Scorsese Strikes Again with New Thriller "Shutter Island"
"Tell me something. Is it better to live as a monster or die as a good man?"
The combination of Leonardo DiCaprio's acting and Martin Scorsese's directing has struck gold once again in the new thriller, "Shutter Island." The story of two federal marshals, "Shutter Island," is not merely a movie; it is an examination of the thin line that separates a good man from a monster.
Taking place in the middle of the Cold War, US Federal Marshal Teddy Daniels (DiCaprio) and his new partner Chuck Aule (Mark Ruffalo) have been called in to investigate the disappearance of a prisoner.
What's so noteworthy about this particular prisoner is that she managed to escape from a bolted room surrounded by around-the-clock surveillance.
But there is more than just an escaped prisoner on the island. As the story progresses, a deeper mystery emerges. The staff members are hiding something, the doctors have their own agendas, and even Chuck may not be who he seems to be. These secrets serve to blur the line between insanity and sanity and merge reality with hallucinations, creating an interesting dilemma.

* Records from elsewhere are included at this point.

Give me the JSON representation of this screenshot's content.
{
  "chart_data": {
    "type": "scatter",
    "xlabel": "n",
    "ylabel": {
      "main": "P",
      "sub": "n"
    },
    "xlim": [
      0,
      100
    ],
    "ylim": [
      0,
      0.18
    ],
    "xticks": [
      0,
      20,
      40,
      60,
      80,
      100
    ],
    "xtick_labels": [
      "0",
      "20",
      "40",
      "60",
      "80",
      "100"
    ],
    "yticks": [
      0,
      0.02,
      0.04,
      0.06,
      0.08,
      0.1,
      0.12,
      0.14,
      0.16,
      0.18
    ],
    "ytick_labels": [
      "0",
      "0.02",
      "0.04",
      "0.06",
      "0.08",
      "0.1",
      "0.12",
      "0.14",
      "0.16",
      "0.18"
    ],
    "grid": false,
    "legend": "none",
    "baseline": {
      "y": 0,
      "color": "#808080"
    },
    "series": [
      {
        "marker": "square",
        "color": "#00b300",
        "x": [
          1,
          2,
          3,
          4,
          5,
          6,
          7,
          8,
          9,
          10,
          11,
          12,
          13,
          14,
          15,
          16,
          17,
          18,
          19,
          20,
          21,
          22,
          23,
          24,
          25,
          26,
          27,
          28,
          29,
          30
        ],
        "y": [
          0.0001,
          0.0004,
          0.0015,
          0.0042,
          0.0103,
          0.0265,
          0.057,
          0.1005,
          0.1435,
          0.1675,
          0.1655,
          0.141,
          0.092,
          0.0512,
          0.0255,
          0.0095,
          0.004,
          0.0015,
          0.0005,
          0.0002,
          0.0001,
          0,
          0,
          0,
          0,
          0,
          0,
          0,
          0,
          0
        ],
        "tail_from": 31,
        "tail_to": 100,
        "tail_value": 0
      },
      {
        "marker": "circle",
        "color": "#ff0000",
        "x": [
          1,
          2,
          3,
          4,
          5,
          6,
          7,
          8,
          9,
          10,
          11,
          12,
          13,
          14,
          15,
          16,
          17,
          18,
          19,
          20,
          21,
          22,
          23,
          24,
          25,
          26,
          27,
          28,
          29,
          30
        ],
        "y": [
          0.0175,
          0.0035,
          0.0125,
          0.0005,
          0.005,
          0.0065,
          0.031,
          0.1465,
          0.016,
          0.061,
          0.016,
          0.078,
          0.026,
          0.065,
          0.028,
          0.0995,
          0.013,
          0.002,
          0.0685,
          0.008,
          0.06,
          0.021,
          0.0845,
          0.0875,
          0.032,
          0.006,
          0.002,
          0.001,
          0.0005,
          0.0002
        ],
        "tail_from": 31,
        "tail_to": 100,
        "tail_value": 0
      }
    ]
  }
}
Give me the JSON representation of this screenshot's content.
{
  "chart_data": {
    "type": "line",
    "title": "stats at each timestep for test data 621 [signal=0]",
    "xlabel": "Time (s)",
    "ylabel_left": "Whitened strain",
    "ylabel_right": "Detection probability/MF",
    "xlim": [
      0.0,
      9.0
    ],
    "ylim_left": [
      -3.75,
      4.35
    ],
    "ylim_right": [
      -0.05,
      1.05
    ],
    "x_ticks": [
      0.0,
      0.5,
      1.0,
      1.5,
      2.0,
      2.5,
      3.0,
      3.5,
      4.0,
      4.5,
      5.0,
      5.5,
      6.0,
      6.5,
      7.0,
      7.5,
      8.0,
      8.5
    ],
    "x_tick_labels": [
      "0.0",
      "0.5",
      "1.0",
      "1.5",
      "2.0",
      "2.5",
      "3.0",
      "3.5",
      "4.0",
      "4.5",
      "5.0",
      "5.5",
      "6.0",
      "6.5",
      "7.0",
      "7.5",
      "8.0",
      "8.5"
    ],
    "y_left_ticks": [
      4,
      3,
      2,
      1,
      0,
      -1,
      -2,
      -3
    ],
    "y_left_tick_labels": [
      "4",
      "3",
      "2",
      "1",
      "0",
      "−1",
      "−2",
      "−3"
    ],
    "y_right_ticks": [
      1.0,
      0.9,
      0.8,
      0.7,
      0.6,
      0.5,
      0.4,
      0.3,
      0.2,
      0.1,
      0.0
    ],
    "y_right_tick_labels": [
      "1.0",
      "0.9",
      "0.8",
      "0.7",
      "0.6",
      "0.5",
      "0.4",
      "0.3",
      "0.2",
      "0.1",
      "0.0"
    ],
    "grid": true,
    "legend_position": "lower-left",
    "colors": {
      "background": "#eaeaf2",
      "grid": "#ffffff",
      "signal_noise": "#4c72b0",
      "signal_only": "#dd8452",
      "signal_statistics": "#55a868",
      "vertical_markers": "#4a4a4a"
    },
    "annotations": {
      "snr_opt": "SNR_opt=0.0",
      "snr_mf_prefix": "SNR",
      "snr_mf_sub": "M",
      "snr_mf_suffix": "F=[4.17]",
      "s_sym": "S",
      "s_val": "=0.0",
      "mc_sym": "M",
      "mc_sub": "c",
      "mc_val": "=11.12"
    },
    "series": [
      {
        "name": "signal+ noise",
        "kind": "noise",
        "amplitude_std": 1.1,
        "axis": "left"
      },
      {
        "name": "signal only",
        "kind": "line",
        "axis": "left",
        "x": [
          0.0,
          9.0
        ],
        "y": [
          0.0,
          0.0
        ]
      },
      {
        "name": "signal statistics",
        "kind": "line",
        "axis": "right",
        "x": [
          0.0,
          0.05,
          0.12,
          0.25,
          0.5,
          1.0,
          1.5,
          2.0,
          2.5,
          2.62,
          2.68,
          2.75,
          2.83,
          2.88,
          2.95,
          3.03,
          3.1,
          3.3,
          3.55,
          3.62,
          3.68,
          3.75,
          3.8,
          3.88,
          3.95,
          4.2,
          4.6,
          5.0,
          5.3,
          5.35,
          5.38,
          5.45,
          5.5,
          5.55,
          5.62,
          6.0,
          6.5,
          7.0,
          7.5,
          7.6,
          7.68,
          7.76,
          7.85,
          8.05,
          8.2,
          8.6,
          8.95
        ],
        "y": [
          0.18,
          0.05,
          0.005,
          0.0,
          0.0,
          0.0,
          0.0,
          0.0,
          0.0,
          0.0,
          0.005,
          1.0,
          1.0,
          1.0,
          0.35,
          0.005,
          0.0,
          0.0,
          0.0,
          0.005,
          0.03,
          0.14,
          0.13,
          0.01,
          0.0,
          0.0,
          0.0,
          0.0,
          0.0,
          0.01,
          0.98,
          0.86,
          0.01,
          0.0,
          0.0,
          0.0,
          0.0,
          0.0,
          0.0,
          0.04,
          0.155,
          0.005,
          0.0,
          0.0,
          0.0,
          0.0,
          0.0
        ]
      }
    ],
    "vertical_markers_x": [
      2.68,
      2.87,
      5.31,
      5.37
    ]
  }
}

While the movie is a bit on the long side, a little over two hours, it is well worth the time. From the beginning to the climax, there is a pervading sense of "wrong" throughout the film.
Whether it be from a storm that hits just as Daniels is getting ready to leave the island, to Aule's reluctance to go to the lighthouse, there is always something that makes you wonder, "Why?"
While confusing at first, the film was everything I expected it to be and more. DiCaprio slips into the tortured persona so well and the camera focuses on that unsettling look so often that his anxiety begins to affect us, even though we know that it is just a movie.
In the end, it boils down to two simple interpretations, both of which are valid. The plot twist will leave many shaking their heads as they realize their conclusions were completely off base, but for those of you who nod in smug realization, don't kid yourselves. You never saw it coming.